Tief berührt und beeinflusst von diesem Klee-Aquarell entwickelte Benjamin sein Denkbild vom „Engel der Geschichte“, der von einem Sturm, der für den Fortschritt steht, rückwärtsschauend in die Zukunft getrieben wird. Und dabei auf die Ruinen der Vergangenheit blickt. Benjamin: „Der Engel der Geschichte muss so aussehen. Er hat das Antlitz der Vergangenheit zugewendet. Wo eine Kette von Begebenheiten vor uns erscheint, da sieht er eine einzige Katastrophe, die unablässig Trümmer auf Trümmer häuft und sie ihm vor die Füße schleudert.“

Obwohl vor mehr als 80 Jahren geschrieben, klingt das alles sehr aktuell. Die handschriftlichen Manuskriptseiten sind in der Ausstellung zu sehen, wenn auch nur sehr schwer zu entziffern. Und wer das zentral platzierte Bild genau betrachtet, muss feststellen, dass die Beschreibungen der Trümmer und Ruinen der Vergangenheit im wabernden Rauch oder sturmgepeitschten Wolken, die die Figur einrahmen, nur zu vermuten sind.

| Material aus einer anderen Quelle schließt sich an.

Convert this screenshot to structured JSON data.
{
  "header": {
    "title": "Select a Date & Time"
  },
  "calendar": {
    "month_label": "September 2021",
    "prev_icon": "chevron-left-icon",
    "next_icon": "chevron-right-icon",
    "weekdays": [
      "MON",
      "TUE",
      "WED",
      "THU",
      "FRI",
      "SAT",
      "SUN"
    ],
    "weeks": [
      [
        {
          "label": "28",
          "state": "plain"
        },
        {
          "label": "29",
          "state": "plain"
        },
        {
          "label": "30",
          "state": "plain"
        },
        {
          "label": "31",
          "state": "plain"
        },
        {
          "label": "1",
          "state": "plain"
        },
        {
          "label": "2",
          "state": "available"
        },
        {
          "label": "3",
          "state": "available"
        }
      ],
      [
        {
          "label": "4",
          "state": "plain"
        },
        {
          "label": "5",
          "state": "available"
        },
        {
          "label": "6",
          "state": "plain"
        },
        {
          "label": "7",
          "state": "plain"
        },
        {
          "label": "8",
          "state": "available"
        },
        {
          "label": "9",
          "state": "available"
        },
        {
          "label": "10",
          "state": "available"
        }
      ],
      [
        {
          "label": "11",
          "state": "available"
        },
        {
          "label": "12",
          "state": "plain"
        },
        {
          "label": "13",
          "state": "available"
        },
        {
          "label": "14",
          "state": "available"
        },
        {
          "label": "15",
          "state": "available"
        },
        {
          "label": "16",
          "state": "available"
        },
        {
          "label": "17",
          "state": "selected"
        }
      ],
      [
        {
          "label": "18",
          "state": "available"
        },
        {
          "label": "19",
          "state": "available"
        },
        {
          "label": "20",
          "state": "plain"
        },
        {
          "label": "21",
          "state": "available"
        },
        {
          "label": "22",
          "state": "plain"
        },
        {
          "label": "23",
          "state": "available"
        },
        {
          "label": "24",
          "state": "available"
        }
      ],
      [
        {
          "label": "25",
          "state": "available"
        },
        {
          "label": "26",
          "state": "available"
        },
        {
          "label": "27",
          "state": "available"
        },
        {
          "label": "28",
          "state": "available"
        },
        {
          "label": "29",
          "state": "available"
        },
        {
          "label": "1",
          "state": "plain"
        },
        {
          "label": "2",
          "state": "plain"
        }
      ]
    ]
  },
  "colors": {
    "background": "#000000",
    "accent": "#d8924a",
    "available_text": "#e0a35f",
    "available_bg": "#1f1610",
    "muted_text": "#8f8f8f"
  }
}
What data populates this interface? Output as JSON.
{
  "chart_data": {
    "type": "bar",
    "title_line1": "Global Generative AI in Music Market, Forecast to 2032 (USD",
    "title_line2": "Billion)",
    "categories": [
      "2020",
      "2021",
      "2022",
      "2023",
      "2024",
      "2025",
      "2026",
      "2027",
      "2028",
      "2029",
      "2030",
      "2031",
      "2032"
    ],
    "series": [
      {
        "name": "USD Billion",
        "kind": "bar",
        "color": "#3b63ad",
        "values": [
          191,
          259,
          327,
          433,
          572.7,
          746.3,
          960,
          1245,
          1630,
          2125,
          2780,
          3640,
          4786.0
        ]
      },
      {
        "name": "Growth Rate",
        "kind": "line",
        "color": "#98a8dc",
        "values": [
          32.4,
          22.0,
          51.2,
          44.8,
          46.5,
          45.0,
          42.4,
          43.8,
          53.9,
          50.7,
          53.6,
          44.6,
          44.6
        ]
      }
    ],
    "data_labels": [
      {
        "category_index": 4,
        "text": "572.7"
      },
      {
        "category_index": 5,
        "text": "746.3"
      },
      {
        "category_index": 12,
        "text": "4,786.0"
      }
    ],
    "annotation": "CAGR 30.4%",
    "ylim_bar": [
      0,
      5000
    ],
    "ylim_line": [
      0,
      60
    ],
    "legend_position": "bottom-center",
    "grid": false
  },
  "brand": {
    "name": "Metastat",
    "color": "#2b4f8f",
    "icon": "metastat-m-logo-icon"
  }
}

Vielleicht ist es auch so, dass dieser Engel all das Grauen in uns sieht, die wir die Betrachter des Bildes sind. Denn er schaut uns erschrocken und mit aufgerissenem Blick direkt in die Augen. Walter Benjamins Interpretation des Engels: „Er möchte wohl verweilen – die Toten wecken und das Zerschlagene zusammenfügen.“

Die Besonderheit dieser sehr spezifischen Schau wird unterstrichen durch ihren Berlin-Bezug, durch Originale wie Albrecht Dürers Kupferstich „Melencolia I“, Gianbattista Bregnos kriegs- und brandverletzten „Kniender Engel“ von 1510, durch berühmt gewordene Fotos aus der unmittelbaren Nachkriegszeit und durch Ausschnitte aus Wim Wenders’ Film „Der Himmel über Berlin“ von 1987.

Caravaggios erste Fassung des Gemäldes „Heiliger Matthäus und der Engel“ aus dem Jahr 1600, das unmittelbar nach Kriegsende in einem gesondert geschützten Flakturm-Bunker in Berlin-Friedrichshain durch ein Großfeuer vernichtet wurde, ist zwar nur als Foto vorhanden – doch selbst dieses ist von starker Anziehungskraft.

Die kleine Sonderschau erweist sich als so aktuell wie ergreifend. In ihrer Gegenwärtigkeit ist sie von höchster Besonderheit unter all den Kronjuwelen der Berliner Museumsinsel.
SABINE DULTZ

Bis 13. Juli

Bode-Museum,
Am Kupfergraben 3, Berlin;
Mi.-Fr. 10-17 Uhr,
Sa./So. 10-18 Uhr; ab 3. Juni auch dienstags geöffnet.